Amoo Bahram


Comme tout le monde pouvait s’en douter ou peut être comme personne n’aurait pu le concevoir, Amoo Bahram a mis cinq étages entre lui et nous. Si je l’écrit aussi crûment, c’est parce qu’il a fait quelque chose de cruel pour nous et certainement pour vous qui avez pris la peine de lire ces hommages. Parce que Amoo nous a laissé et on l’aimait. Je pense que ça devait être nécessaire s’il l’a fait, il l’a fait.
Ma dernière discussion avec Amoo, c’était vers le 2 janvier, je l’invitais à déjeuner chez moi, et puis le ton est monté, surtout de mon côté, je lui disais que les amis avaient le droit de donner leur avis et même de contredire. Et sur ça, il n’était pas d’accord. Pour lui, un ami devait écouter sans jamais rien dire, sans rien reprocher. Je ne pouvais pas lui dire qu’il avait raison puisque je n’étais pas d’accord. Il avait droit de ne pas être d’accord mais moi non ? Il ne voulait pas que je ne sois pas d’accord. Moi « lo rebelle », comme il disait avec son éternel accent ! Cette fois notre conversation s’est terminée dans un cul de sac. Ce jour là, dès qu’il décrocha et que je l’entendis, je compris que toute la souffrance de son corps, toute la douleur de son âme avaient finies par être matérialisées dans ses cordes vocales brisées. Alors il me parla de suicide et ma colère commençait à monter. Ce n’est qu’après que je compris.
Non il n’est pas fou. Non.
Celui qui dit cela n’a jamais connu la détresse d’un rêve inaccessible.
Celui qui pense cela ne s’est jamais retrouvé nu devant l’absurdité de sa vie.
Amoo n’était pas entré dans un cycle « normal » de vie, il n’avait pas de femme ni d’enfant. Il n’avait peut être pas vu l’intérêt que avez tous trouvé à vous marier. Il n’avait plus ces œillères que la vie vous a données, celles qui vous empêchent de voir qu’on est là pour rien.
Il n’avait pas la prétention de supporter voir sa vie tourner en rond. Il avait envie d’en faire quelque chose de grand. Il n’avait pas investi ses revenus dans un grand appartement. Il avait investi sa vie dans la lutte du lilliputien contre le géant. Mais il était seul à se battre. Même si certain l’on soutenu, il était face à lui-même dans cette lutte. Il n’avait pas fait un choix de vie commun, et le sens commun l’a traité de fou.
Quand il a compris que cette lutte ne pouvait continuer parce que, la retraite approchant, ses revenus ne pourraient plus financer son « dossier ». Il a compris que s’il n’avait plus cette lueur d’espoir qui l’avait guidée tant d’années, sa vie allait devenir absurde. Lorsque sa vie allait commencer à s’arrêter, il a préféré mettre fin à son rêve. Il nous a laissé avec un vide.

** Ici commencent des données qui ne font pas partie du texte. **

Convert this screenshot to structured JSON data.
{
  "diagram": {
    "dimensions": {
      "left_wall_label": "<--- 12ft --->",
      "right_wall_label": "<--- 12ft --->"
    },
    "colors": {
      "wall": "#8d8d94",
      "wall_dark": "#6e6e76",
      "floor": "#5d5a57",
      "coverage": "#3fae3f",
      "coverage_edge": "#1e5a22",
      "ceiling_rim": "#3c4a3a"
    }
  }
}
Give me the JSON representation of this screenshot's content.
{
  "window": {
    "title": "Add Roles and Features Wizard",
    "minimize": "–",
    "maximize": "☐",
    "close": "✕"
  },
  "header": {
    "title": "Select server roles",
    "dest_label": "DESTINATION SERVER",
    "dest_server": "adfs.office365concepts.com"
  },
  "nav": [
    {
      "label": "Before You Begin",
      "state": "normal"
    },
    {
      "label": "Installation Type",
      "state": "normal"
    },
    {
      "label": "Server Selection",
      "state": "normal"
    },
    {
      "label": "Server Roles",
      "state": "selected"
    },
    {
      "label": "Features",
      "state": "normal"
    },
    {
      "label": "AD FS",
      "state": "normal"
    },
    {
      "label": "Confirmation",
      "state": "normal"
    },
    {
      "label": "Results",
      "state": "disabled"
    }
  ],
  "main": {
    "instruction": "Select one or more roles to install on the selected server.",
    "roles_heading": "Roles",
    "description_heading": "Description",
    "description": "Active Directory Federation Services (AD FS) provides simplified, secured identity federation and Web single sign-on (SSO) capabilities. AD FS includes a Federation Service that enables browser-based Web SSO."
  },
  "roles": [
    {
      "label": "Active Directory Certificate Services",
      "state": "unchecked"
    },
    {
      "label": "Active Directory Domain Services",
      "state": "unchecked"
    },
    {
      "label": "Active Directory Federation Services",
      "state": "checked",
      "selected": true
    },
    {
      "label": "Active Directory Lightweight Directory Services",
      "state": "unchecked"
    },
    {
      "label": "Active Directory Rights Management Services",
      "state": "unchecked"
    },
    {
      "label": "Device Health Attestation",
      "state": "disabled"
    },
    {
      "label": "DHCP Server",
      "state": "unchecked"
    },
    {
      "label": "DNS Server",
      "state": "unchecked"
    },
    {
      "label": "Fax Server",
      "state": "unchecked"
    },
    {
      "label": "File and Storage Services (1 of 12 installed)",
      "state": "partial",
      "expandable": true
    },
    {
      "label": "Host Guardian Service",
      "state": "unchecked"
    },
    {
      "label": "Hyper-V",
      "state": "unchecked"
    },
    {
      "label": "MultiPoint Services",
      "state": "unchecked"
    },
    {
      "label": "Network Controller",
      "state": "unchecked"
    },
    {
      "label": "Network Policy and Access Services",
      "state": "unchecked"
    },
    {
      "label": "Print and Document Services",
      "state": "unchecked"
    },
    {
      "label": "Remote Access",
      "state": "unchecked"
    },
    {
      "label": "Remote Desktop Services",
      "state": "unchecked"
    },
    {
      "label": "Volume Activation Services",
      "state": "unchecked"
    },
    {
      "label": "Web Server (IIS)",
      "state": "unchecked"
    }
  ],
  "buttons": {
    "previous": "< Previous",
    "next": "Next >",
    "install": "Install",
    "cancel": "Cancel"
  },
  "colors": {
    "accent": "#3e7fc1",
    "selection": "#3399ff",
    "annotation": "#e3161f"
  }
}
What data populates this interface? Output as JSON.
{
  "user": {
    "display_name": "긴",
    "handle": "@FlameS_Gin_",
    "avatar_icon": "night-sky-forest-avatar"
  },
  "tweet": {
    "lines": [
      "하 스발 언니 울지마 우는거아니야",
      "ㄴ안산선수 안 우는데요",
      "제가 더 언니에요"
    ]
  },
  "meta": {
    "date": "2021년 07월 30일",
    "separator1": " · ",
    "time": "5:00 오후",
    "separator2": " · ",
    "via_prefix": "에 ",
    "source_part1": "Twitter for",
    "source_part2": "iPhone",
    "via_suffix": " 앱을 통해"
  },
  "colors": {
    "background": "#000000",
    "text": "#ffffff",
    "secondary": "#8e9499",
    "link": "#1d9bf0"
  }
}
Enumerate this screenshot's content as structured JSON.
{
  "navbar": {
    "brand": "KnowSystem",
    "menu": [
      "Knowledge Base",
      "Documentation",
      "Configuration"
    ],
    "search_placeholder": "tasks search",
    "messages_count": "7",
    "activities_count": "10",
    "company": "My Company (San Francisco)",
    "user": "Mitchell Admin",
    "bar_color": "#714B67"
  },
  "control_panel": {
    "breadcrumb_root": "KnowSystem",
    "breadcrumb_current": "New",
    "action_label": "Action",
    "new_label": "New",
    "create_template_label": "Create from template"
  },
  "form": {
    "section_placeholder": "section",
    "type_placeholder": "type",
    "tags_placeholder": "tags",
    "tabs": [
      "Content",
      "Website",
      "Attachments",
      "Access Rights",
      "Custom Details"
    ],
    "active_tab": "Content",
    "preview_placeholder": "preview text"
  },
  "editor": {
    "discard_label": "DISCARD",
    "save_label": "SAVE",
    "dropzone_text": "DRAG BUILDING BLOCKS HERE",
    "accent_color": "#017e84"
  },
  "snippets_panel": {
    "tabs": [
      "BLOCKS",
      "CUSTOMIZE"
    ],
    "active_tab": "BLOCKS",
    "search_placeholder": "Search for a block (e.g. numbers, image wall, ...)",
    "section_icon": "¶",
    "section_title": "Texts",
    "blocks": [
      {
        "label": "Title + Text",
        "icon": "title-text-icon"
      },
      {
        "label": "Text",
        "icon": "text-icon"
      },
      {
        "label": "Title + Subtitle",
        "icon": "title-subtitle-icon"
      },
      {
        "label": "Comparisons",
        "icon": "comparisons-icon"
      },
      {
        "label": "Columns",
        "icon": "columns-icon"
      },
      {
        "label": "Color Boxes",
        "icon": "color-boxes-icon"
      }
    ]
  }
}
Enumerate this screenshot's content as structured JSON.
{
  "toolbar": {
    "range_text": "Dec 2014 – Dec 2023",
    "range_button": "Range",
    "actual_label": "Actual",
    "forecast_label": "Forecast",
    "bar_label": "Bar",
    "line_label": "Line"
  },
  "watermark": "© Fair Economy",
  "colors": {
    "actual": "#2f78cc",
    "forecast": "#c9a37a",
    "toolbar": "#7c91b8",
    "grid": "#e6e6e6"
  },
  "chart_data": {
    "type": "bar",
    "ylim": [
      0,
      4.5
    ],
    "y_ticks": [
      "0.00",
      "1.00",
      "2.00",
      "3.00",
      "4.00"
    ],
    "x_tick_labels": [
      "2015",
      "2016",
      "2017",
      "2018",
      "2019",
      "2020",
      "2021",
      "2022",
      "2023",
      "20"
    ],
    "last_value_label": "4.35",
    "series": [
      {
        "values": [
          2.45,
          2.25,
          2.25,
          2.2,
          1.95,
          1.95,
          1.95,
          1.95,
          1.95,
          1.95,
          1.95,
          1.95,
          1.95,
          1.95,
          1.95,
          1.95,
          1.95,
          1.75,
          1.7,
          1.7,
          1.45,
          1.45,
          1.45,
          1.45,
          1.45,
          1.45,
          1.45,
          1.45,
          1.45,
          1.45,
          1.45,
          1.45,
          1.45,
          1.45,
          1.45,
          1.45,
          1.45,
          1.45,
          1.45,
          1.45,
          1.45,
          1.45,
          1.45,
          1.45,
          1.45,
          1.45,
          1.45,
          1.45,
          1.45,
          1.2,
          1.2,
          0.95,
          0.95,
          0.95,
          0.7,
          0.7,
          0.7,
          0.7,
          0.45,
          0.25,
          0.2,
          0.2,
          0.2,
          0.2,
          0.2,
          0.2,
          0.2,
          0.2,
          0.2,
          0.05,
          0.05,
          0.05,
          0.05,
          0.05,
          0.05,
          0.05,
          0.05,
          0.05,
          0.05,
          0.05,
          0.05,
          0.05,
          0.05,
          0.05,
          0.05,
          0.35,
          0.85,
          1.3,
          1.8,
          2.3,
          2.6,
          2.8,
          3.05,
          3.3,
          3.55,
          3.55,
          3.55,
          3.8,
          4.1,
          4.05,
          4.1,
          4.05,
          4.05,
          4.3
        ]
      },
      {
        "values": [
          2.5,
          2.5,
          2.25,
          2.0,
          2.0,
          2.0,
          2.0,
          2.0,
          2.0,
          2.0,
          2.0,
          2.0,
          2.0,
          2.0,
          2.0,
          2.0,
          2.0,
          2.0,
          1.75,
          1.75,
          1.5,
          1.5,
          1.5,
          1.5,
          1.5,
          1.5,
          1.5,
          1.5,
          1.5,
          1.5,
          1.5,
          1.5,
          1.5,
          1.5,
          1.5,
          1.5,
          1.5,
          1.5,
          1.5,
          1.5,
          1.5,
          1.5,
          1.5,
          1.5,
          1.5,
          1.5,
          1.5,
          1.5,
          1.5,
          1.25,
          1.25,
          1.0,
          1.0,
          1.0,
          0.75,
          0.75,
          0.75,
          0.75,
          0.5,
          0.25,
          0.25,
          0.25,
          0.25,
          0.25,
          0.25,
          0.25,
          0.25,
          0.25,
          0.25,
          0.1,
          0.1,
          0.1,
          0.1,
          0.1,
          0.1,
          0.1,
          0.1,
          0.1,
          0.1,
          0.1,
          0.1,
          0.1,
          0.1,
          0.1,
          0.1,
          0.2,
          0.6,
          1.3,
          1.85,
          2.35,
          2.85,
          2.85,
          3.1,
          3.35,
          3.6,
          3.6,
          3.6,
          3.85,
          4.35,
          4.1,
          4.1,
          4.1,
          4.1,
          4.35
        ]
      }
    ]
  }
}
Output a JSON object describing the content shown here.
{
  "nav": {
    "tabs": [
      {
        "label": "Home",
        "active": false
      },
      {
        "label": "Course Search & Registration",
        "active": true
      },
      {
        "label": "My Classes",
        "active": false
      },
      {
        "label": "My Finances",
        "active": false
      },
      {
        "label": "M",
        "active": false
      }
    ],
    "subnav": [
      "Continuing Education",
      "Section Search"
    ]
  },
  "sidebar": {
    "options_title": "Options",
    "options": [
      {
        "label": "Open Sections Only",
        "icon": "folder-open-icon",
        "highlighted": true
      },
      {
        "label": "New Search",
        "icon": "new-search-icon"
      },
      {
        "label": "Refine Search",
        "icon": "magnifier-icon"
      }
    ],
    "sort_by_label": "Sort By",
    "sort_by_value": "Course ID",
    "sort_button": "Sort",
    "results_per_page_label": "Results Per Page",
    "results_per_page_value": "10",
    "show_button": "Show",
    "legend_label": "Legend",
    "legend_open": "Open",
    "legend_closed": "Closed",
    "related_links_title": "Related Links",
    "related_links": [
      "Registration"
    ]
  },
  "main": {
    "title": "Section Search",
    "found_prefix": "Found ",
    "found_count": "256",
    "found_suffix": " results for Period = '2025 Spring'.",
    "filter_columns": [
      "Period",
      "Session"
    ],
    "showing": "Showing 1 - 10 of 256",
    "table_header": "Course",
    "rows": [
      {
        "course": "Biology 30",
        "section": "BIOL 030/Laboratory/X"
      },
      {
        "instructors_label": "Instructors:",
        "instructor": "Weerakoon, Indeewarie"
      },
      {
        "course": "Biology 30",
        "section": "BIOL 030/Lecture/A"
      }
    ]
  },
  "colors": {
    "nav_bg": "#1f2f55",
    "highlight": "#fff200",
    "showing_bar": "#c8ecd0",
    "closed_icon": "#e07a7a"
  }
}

Je veux l’entendre parler du Louvre et des injustices du monde entier, juste pour l’entendre encore.
J’aimerais lui parler même si c’est pour m’énerver, juste pour lui parler encore.

Je voulais parler du rôle qu’il a joué dans ma vie. Mis à part le fait qu’il était présent dans ma vie depuis mon enfance et qu’il ait été là à chaque moment important de mon parcourt, ce professeur des Beaux Arts est l’une des personnes qui m’a poussé dans les disciplines artistiques, il m’emmenait au musée pour dessiner et surtout il a fait naître en moi l’envie de sculpter.

Dans la dernière lettre que je lui ai écrit je lui souhaitais une bonne année, je pense qu’il commence enfin à en percevoir la saveur, mais il va me manquer, il va te manquer.